Sunday, August 23, 2009
by Erik J. Martin
Note: This is part four of a seven-part article on Alfred Hitchcock’s “Vertigo”; part five will post tomorrow.
The character of Midge functions as a motherly, practical alternative for Scottie. She once had artistic potential, but gives it up for a career in designing brassieres. This can be viewed as a clash between art and science, the latter calling which she embraces and which is exemplified through her wearing of glasses. In this, and in her motherly adoration, she is unattractive to Scottie.
In a Freudian analysis, Midge personifies the restrictive, imprisoning world of the mother, a world that supports the superego. Scottie's "fatal flaw" is that he cannot enter this level of "superego" (the world of the father, law and order) due to his recurring vertigo and dependency on a mother figure, his desire for which (Madeleine) is demonstrated by his basic ''id'' impulses (Oedipal complex, necrophilia, dressing her up, his voyeurism, etc.) and his desire to break away, to "wander."
Midge's bra and step stool and Scottie's corset symbolize castration devices. The bra represents the repression of Scottie's sexual drive (his id impulses), the corset is seen as a threat to his masculinity, and the small step stool belittles his acrophobia by reducing it to an absurd paranoia. Midge's character is complex both sexually and symbolically in Freudian and feminist interpretations.
While it is easy to envision her as a life-mother figure (which contrasts nicely to the death-mother persona of Madeleine ), she can also be understood as, what film historian Walter Poznar calls, a "typical young liberated rationalist"--an established woman with a basic insensitivity to Scottie and to the potential for feminine values.

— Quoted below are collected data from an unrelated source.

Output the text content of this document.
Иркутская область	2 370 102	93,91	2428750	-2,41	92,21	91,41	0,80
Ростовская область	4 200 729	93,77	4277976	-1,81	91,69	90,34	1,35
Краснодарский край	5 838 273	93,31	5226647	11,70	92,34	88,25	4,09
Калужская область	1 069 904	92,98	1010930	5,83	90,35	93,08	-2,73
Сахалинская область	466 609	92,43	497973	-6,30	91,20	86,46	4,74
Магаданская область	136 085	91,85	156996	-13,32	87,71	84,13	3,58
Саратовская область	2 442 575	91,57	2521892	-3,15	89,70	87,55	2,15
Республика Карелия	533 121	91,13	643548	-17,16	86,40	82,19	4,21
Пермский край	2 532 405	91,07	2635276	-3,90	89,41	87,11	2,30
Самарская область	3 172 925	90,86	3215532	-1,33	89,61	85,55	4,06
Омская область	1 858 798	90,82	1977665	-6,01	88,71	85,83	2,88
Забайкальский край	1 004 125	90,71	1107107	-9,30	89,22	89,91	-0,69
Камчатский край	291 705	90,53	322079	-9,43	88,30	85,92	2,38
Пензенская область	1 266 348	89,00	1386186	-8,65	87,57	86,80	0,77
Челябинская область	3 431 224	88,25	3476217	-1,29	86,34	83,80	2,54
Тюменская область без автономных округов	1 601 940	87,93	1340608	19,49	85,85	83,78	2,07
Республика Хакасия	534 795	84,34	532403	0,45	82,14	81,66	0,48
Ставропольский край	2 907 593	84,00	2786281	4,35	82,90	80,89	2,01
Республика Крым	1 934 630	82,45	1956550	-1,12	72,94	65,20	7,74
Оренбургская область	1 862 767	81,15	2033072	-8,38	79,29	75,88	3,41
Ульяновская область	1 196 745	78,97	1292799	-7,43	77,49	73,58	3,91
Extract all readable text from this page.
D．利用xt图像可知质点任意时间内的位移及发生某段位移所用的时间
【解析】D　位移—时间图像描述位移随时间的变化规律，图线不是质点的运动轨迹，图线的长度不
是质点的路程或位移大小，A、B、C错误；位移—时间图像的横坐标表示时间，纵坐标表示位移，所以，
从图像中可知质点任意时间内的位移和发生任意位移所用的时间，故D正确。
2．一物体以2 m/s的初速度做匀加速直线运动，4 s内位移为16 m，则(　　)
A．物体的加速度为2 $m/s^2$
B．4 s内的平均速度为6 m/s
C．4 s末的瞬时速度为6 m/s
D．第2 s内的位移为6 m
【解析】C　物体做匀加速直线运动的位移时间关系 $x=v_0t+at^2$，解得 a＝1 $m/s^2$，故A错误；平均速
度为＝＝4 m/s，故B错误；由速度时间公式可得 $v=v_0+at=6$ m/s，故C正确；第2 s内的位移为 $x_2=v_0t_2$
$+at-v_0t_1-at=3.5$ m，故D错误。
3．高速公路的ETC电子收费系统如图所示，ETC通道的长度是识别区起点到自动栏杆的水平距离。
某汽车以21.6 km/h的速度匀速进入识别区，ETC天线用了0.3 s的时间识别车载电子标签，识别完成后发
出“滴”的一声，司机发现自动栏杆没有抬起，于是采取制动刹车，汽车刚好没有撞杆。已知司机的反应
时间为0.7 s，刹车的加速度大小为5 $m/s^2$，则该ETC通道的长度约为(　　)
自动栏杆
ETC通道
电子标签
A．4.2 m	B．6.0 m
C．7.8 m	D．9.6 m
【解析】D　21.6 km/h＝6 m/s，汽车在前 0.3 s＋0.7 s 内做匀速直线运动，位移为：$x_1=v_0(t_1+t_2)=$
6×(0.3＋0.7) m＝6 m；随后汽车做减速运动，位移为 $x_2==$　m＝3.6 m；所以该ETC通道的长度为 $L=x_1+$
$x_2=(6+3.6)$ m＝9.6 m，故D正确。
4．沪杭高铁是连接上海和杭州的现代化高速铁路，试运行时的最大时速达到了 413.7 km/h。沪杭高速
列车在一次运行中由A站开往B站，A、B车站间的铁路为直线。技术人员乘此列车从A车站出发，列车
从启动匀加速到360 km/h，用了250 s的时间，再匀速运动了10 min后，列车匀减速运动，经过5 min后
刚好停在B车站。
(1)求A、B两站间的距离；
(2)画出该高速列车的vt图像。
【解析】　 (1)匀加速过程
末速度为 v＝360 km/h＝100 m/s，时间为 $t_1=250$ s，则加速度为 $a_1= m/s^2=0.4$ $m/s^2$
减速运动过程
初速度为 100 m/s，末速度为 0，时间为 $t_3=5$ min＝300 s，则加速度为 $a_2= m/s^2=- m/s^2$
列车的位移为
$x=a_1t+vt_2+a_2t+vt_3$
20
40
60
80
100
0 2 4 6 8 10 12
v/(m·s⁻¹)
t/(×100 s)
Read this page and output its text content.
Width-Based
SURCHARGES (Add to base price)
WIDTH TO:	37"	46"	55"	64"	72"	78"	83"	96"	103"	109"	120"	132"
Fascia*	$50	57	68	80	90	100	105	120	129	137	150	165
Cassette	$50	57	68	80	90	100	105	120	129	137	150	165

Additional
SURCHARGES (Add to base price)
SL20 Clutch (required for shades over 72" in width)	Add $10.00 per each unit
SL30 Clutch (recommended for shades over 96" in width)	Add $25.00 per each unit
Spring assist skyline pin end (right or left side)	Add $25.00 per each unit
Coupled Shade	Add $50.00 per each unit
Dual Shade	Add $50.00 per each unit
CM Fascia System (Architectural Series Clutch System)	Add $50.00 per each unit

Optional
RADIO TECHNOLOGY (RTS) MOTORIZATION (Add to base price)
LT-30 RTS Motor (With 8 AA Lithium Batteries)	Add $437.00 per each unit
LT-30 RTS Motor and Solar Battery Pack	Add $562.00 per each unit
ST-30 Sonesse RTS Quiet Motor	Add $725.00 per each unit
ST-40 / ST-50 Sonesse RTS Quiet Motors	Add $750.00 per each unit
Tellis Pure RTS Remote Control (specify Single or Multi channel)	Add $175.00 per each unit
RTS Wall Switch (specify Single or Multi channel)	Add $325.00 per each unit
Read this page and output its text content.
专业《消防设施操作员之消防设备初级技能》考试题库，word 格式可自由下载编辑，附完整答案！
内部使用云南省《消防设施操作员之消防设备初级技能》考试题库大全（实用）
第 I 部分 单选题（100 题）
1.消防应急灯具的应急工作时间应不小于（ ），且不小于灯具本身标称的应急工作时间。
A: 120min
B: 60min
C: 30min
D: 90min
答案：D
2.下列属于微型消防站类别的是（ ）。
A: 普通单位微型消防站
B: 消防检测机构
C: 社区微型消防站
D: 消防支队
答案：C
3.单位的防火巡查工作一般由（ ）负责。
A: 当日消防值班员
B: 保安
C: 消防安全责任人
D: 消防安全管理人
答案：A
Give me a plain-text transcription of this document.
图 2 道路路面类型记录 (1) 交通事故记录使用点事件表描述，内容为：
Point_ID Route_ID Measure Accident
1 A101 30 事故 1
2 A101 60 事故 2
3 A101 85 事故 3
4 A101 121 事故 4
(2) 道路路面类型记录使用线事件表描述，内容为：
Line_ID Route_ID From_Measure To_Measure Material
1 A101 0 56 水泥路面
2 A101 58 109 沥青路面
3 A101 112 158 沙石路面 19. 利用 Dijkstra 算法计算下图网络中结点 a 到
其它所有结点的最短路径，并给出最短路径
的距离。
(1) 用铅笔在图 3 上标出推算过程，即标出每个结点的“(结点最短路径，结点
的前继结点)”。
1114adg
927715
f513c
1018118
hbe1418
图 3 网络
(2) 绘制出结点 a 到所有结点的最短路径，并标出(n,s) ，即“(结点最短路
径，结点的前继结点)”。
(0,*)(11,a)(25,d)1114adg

Her self-inverted portrait represents the cruelty and pragmaticism of her imperceptive interests, and has served to disgrace and humiliate Scottie's idealized obsession. Midge's portrait scheme is a throwback to the callous, manipulative intentions of Gavin and his yearning for freedom and power: a longing for the past, when a man could seduce and violate a woman (Carlotta and, for that matter, Judy), force her to have a child, and then abandon her.
Midge immediately suspects promiscuity when she spots Madeleine exiting Scottie's apartment--she can't even conceive of his romanticized, ideal fascination, nor the mysterious and beautiful quintessence magnified in the enigmatic Madeleine.